MPF solicita apoio da empresa Santo Antônio Energia para povos indígenas de Rondônia

Órgão pede a doação de cestas de alimento, itens de higiene e combustível para ajudar na subsistência de 150 famílias indígenas por 2 meses

O Ministério Público Federal (MPF) encaminhou ofício à empresa Santo Antônio Energia solicitando a doação de 300 cestas básicas para auxiliar na subsistência de 150 famílias indígenas Karitiana, Karipuna e Cassupá, que vivem no estado de Rondônia. O material deve contribuir para a manutenção do isolamento dos indígenas sem comprometer o sustento durante dois meses. Além de gêneros alimentícios não perecíveis, as cestas devem conter itens de higiene, álcool em gel e líquido 70%, máscaras cirúrgicas N95, papel higiênico, sabão em pó e em barra, água sanitária, sabonete e creme dental.

No ofício, o MPF solicita também a doação de 200 litros de óleo diesel e cinco litros de óleo lubrificante para funcionamento do motor gerador de energia elétrica na aldeia dos Karipuna, visto que a terra indígena não conta com o serviço de energia elétrica. O MPF destaca que a distribuição dos alimentos, dos produtos de higiene e dos combustíveis deve ser feita pela Fundação Nacional do Índio (Funai), por causa das limitações de acesso às terras indígenas.

Estrutura precária e vulnerabilidade – O pedido de auxílio por meio do fornecimento de alimentos e itens de higiene foi encaminhado ao MPF, inicialmente, por lideranças indígenas de Roraima. Os documentos apontaram situação de risco maior em pelo menos oito comunidades localizadas em Porto Velho e no interior do estado.

As condições precárias de fornecimento de água, energia elétrica, saneamento básico e outros serviços públicos essenciais nas comunidades indígenas, em razão da ineficiência do Poder Público, ao lado de aspectos socioculturais de povos indígenas, como a concepção ampliada de família e de núcleo doméstico, habitação em casas coletivas e o compartilhamento de utensílios, são fatores indicados pelo MPF que aumentam o risco de proliferação do novo coronavírus entre os povos indígenas.

O deslocamento de grupos indígenas a núcleos urbanos para aquisição de insumos, alimentos e produtos de limpeza expõe toda a comunidade a riscos de contaminação generalizada.
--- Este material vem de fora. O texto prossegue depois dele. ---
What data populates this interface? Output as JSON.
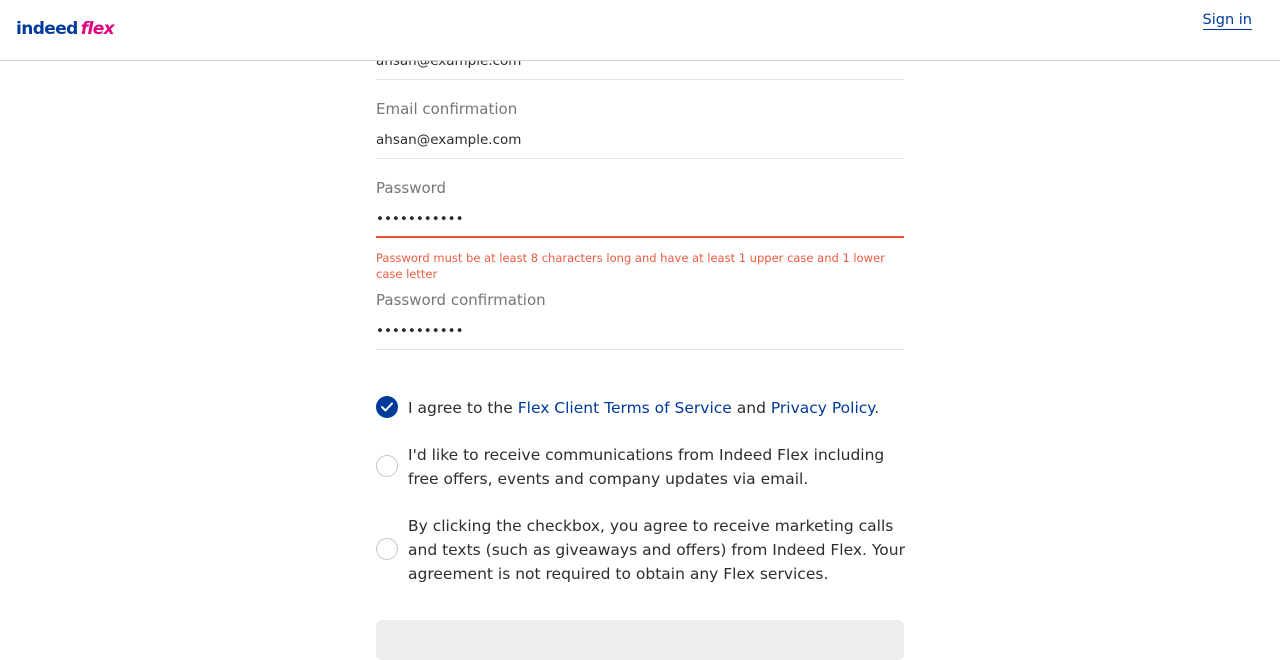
{
  "header": {
    "logo_indeed": "indeed",
    "logo_flex": "flex",
    "signin_label": "Sign in"
  },
  "form": {
    "email_value": "ahsan@example.com",
    "email_confirmation_label": "Email confirmation",
    "email_confirmation_value": "ahsan@example.com",
    "password_label": "Password",
    "password_value": "•••••••••••",
    "password_error": "Password must be at least 8 characters long and have at least 1 upper case and 1 lower case letter",
    "password_confirmation_label": "Password confirmation",
    "password_confirmation_value": "•••••••••••"
  },
  "agreements": {
    "terms": {
      "checked": true,
      "prefix": "I agree to the ",
      "terms_link": "Flex Client Terms of Service",
      "middle": " and ",
      "privacy_link": "Privacy Policy",
      "suffix": "."
    },
    "communications": {
      "checked": false,
      "text": "I'd like to receive communications from Indeed Flex including free offers, events and company updates via email."
    },
    "marketing": {
      "checked": false,
      "text": "By clicking the checkbox, you agree to receive marketing calls and texts (such as giveaways and offers) from Indeed Flex. Your agreement is not required to obtain any Flex services."
    }
  },
  "colors": {
    "brand_blue": "#003a9b",
    "brand_pink": "#e6007e",
    "error_red": "#ec5b3f"
  }
}
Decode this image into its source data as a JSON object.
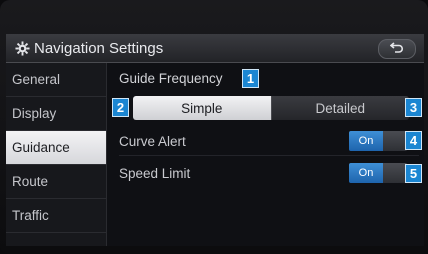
{
  "window": {
    "title": "Navigation Settings"
  },
  "sidebar": {
    "items": [
      {
        "label": "General"
      },
      {
        "label": "Display"
      },
      {
        "label": "Guidance",
        "active": true
      },
      {
        "label": "Route"
      },
      {
        "label": "Traffic"
      }
    ]
  },
  "main": {
    "guide_frequency": {
      "label": "Guide Frequency",
      "options": [
        "Simple",
        "Detailed"
      ],
      "selected": "Simple"
    },
    "curve_alert": {
      "label": "Curve Alert",
      "toggle": "On"
    },
    "speed_limit": {
      "label": "Speed Limit",
      "toggle": "On"
    }
  },
  "callouts": [
    "1",
    "2",
    "3",
    "4",
    "5"
  ],
  "icons": {
    "title_icon": "gear-icon",
    "back_icon": "back-arrow-icon"
  },
  "colors": {
    "accent": "#1e64ad",
    "callout": "#1b86d2",
    "active_tab": "#e9eaee"
  }
}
A situação motivou orientações no sentido de restringir os deslocamentos desses povos aos núcleos urbanos, inclusive por parte do MPF, o que pode gerar desabastecimento nas comunidades indígenas e prejuízos à segurança alimentar.

As especificidades imunológicas e epidemiológicas tornam os povos indígenas particularmente suscetíveis ao novo coronavírus, sendo as doenças respiratórias uma das principais causas de óbitos entre esses povos. O MPF destaca ainda que os três primeiros casos confirmados de covid-19 entre indígenas em Rondônia foram de moradores da aldeia Caracol, do povo indígena Karitiana, tendo a contaminação pelo vírus ocorrido durante estada na zona urbana para saque do auxílio emergencial concedido pelo governo federal em razão da pandemia.